Homeowners facing new €80 a month tax

Clodagh Sheehy

Homeowners face a nightmare €80 a month in property tax payments under a proposal by the country's top economic think tank.

The fee would be for houses costing €240,000. Anyone with a higher value house would have to pay more.

More than half of the tax take would be raised in the greater Dublin area, where property values are higher.

The only exemptions likely are for people who bought their house in recent years and paid a lot of stamp duty and those on social welfare benefits.

The plan is for the tax to bring in close to €1bn a year, mostly from middle-income earners. It is understood that a property tax is almost certain to be a part of the forthcoming Budget as the Government tries to meet its €6bn target of cuts and savings.

The ESRI is recommending the charge on homes which would be based on a percentage of the value of owner-occupied houses.

The tax is likely to be about 0.4pc of the value of the house which would mean an annual bill of €960 on a home worth €240,000.

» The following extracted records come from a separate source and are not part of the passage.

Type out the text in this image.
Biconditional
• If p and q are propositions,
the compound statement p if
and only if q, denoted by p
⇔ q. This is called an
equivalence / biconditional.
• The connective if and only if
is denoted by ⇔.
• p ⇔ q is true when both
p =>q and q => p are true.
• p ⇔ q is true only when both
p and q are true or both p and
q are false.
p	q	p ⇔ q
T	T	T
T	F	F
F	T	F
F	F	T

They suggest that homes be assessed by valuers working for the State to bring the scheme in quickly. If necessary, a private firm could be contracted to carry out the valuations.

The location of the house, number of rooms, area and whether the house is detached, semi-detached or terraced, would be taken into account in estimating the value.

Houses in urban areas would be given a higher value and neighbourhood factors such as whether the house is in a crime-ridden or safe area, would also be taken into account.

The ESRI report recommends that a tax based on the valuation of homes is the most effective.

Dr Tim Callaghan of the ESRI admits the study shows that middle-income earners would be hardest hit but says "there is no painless way of getting extra income in".

A property tax, he says, is the sort of revenue-raising measure that would have the least impact on the labour market.

Acknowledging that there is a need to protect those who could not pay, the ESRI suggests reliefs for the low-paid and those on social welfare.